Alaska has a window of opportunity to prevent the worst effects of the coronavirus pandemic from being realized here. But that window is closing fast. The state’s geographic isolation — and a measure of good luck — have contributed to the fact that so far, there are only a few dozen positive COVID-19 cases here and, as yet, no hospitalizations. But that’s likely to change in a hurry. Before the disease begins spreading rapidly beyond our control, Alaskans must do what we can to slow its transmission. And our government must, too.
It’s time for Gov. Dunleavy to issue a statewide shelter-in-place order and a ban on unessential travel.
Doctors have been calling for these measures since late last week, and for good reason. The experience of other states and countries that COVID-19 hit hard sooner has given us some valuable lessons. It has taught us that we must do whatever we can do to limit the movement of people; this will slow transmission, flatten the curve of new cases and keep hospitals from becoming overwhelmed by cases. There’s no question that our situation will progress to the level that a shelter-in-place order will be necessary. To maximize its effectiveness, we should do so now.
Adopting those measures early, coupled with extensive testing and contact tracing, has helped keep South Korea’s case count and death toll low. There, the mortality rate for COVID-19 has been about 1% of total cases.
In Italy, on the other hand, the government didn’t act swiftly enough. Residents disregarded conflicting messages about whether socializing was permitted, and the government’s lockdown on affected areas went into effect too late to halt the virus’s exponential growth. The result? Thousands of new COVID-19 cases every day, as well as hundreds of deaths, as the sick overwhelmed the Italian hospital system. The lack of intensive care unit and ventilator capacity to deal with the most extreme cases has resulted in a substantially higher death rate in Italy. And people who have serious medical problems unrelated to the coronavirus are facing delays in care that are raising the death toll further. New U.S. COVID-19 cases are now fast outpacing Italy. If we don’t take action now, it will be too late.
Here’s the good news: Alaska still has a shot to have its COVID-19 case curve look more like South Korea’s than Italy’s. If Gov. Dunleavy issues a shelter-in-place order and we abide by it, going out in public only for essential travel (weekly grocery trips, exercise at a safe distance from others, etc.), it will shut down the coronavirus’ ability to hop from person to person. Every business and government agency able to let its employees work from home or exercise sick leave should do so. That goes for state employees and for schools, too.
As it stands, the guidance given to Alaskans has been a patchwork, and it’s no surprise that some residents are left unsure about whether they should go to work, or under what circumstances it’s safe to interact with other people. Travel orders and “hunker down” instructions are in place in some municipalities, but not others. The governor’s two-week mandatory quarantine period for arriving travelers is a good step, but to be effective, measures need to be clear, strict, universal and easily understood by all Alaskans. The shelter-in-place order must apply to all of the state, no exceptions.

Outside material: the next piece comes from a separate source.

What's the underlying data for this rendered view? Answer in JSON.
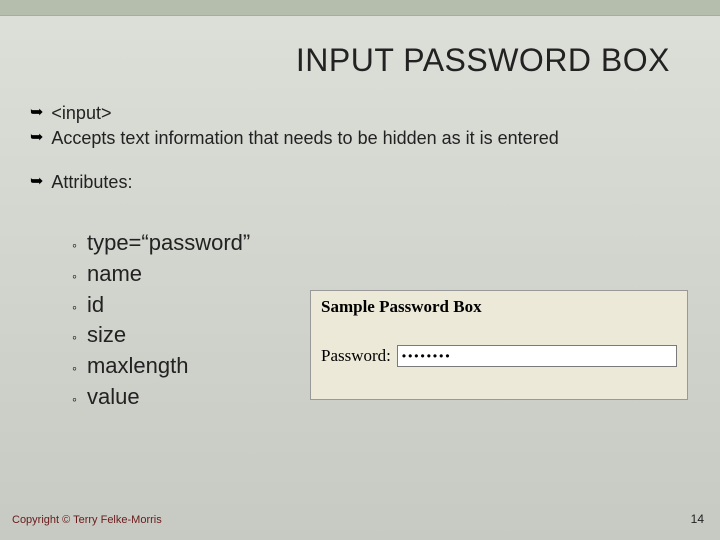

There’s no question that the economic costs associated with sheltering in place will be immense. But the consequences of trying to return to business as usual would almost certainly be worse: Hospitals’ ability to treat patients effectively would collapse under the weight of new cases, thousands of Alaskans — depending on transmission rates, potentially tens of thousands — would die, and industries would be crippled by massive quantities of employees out sick for weeks to months at a time. It’s not hard to look at South Korea and Italy’s response to the pandemic, as well as the resulting economic and social effects, and realize which is the better path.
On Monday evening, Chief Medical Officer Dr. Anne Zink referenced “The Lord of the Rings” when she said, “All we have to decide is what to do with the time that is given.” She’s right. We’ve been given the gift of a little time, but it’s vanishing fast. We must make the most of it.
For the good of Alaska, Gov. Dunleavy must issue a shelter-in-place order and a travel ban. And for the good of ourselves, our family members and our neighbors, we Alaskans must abide by it. Our lives depend on it.